Documentation must include the required key components of the selected E/M code and
the additional time for the psychotherapy service. Total time for the encounter is not needed. Psychotherapy must be at least 16 minutes to be reported."

Thus, once I obtain the required information for e/m, the bare minimum, I am allowed to do things like set an agenda for my CBT session that includes the patient saying, well, since I haven't been sleeping, I'd like to start with that. At any time, I can add in an e/m clarification question, have you been snoring loudly? That will only minimally interrupt the therapy as is perfectly allowed. The remainder of the time is spent doing therapy, not shooting the ****.

This works extremely well when you know your patients well, see them often enough, and prescribe evidence based regiments less frequently then you see them. You can always deviate into e/m when things get complicated, i.e. a new significant problem arises or you're rethinking your formulation.
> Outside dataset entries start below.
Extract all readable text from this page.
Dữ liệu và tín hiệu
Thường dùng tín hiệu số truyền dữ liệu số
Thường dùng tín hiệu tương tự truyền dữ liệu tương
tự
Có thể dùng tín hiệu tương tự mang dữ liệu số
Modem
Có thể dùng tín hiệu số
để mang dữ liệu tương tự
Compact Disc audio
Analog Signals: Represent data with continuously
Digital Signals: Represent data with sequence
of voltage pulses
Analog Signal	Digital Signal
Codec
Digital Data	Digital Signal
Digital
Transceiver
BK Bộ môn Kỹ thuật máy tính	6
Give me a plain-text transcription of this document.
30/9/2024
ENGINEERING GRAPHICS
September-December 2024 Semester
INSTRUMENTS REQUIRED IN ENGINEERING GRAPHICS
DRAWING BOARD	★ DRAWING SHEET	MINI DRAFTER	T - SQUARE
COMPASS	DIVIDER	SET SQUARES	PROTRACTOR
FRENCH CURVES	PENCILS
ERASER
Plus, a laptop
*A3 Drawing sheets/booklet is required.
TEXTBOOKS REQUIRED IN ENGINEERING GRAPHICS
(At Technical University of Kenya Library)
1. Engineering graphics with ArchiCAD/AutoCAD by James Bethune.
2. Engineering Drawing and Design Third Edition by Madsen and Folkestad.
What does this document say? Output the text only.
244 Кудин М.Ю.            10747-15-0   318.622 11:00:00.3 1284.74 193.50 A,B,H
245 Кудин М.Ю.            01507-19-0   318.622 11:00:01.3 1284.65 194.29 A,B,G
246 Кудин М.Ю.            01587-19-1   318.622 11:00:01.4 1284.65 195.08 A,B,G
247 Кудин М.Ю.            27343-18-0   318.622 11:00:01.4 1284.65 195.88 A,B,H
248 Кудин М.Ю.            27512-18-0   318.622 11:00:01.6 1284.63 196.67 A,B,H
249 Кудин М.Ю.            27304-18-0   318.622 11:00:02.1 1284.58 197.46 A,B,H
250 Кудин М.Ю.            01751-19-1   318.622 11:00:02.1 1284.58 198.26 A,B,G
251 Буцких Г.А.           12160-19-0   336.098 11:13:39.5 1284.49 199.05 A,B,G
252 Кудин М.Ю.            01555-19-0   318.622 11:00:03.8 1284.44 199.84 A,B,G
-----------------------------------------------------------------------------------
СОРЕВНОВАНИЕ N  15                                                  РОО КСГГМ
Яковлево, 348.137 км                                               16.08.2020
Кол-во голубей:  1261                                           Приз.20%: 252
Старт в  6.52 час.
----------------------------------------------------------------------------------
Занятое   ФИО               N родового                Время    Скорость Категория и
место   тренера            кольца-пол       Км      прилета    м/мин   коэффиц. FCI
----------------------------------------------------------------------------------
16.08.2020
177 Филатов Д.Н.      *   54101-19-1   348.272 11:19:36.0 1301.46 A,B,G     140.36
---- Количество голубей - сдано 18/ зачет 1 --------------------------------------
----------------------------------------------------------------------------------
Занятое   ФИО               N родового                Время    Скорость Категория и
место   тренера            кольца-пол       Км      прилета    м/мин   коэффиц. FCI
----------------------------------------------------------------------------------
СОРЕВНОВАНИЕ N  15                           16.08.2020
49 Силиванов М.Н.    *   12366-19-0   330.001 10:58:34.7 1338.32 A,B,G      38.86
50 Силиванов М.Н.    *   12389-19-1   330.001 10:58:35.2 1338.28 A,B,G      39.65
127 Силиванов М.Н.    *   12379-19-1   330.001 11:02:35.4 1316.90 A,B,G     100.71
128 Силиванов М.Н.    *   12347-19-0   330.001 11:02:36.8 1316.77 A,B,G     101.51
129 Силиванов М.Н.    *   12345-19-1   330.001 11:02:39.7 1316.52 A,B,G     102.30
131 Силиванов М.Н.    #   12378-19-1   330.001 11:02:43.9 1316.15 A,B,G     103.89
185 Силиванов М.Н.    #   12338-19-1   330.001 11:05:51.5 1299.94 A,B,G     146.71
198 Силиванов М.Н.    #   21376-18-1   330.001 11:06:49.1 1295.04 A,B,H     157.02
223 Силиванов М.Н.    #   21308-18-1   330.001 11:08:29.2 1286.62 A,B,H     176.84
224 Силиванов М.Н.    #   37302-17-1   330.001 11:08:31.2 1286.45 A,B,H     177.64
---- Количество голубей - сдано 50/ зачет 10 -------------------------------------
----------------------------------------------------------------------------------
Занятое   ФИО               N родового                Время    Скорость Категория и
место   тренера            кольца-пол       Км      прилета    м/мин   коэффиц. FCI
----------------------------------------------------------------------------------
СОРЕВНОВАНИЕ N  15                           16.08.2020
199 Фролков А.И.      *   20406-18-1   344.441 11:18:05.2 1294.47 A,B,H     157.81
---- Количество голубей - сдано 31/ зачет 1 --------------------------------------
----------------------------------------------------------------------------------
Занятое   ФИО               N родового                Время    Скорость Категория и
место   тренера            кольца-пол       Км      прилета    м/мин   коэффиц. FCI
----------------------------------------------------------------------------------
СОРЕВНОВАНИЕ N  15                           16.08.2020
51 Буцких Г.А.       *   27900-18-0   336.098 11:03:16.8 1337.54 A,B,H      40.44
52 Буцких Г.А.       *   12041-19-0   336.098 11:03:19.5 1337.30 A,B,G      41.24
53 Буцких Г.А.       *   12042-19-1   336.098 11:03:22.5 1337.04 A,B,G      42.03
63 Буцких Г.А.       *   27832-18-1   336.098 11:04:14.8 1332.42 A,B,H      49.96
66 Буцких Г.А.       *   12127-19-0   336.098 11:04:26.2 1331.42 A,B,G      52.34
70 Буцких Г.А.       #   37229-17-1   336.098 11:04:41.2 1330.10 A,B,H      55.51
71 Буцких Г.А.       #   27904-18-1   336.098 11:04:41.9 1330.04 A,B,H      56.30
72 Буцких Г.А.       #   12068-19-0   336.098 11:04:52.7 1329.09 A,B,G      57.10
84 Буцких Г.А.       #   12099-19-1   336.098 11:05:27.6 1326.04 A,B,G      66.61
Finally, can you refer me to the specific text that says that motivational interviewing doesn't count as psychotherapy?

my understanding is: "
CPT defines counseling as discussion with a patient or related party concerning one or more of the following areas:
Diagnostic results, impressions, and/or recommended diagnostic studies
Prognosis
Risks and benefits of management (treatment) options
Instructions for management (treatment) and/or follow-up
Importance of compliance with chosen management (treatment) options
Risk factor reduction"

To me, the above just doesn't sound like MI, it sounds like provider driven classic medicine: you might gain weight or get TD from your zyprexa and you need to come see me if you're thinking of suicide. It does not sound like, "so what's in favor of using cocaine again tonight?" While of course the patient can ask your opinion in an MI session, the focus is on resolving their ambivalence and edging their motivation towards positive changes (which is more or less the goal of any therapy), and I believe that would be clearly distinct from e/m.
 
It is true that E/M doesn’t consider Motivational Interviewing as therapy. They specifically differentiate it as a type of counseling which could assist you in time based coding. Therapy and counseling while often used interchangeably in mental health settings are different things to E/M coding.
 
It’s interesting that we have our sense of what counseling and therapy mean (typically the same thing). But every other area of medicine considers counseling to be non psychotherapy, and therapy doesn’t mean psychotherapy until you’ve asked if they mean physical therapy or occupational etc etc.